Guiding consumers since 2009

Dissatisfied consumers are more prone to switching

By Staff Writer

Disgruntled consumers are increasingly voting with their feet and switching banks. Recent findings from Ernst & Young’s consumer banking survey for 2012 has found that South African bank consumer attrition had increased from 34% to 39% over the past year.

Bank charges and higher fees were cited as the main reasons for leaving. Bank fees were increased in 2012 to recoup a loss in interest income.


When asked how easy it is to switch accounts Gary Palmer, CEO of Paragon Lending Solutions, said: “It depends. If it’s transactional banking it is relatively easy as banks are very competitive. In terms of changing lender it is also getting easier.”

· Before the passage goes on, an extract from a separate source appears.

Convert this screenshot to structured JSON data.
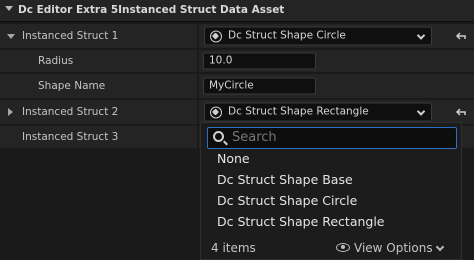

Christine Burrows, corporate communications manager, of FNB said that the bank had opened 1.3 million new accounts for the 2011/2012 financial year. “It’s relatively easy to change your account to FNB. For us, switching has become an acquisition tool. We have a whole team to facilitate people switching over to us. People can also do it online. All they need to do is email us proof of residence and a copy of their ID book. Consumers can get approved within 24 hours and their temporary cards are delivered in a matter of days.”


Palmer said the main reason people were looking into switching was because of they were being charged higher fees by banks. “Banks are charging more transactional costs and people are getting frustrated. Service is an issue too.”


Palmer added that before, during the boom times when banks were more generous with their lending criteria, people tended to remain loyal to their bank. However, things have changed now, believes Palmer. “Banks are making more money from non-interest income and people have become more open-minded now that banks have tightened up [their lending criteria] and charging more.”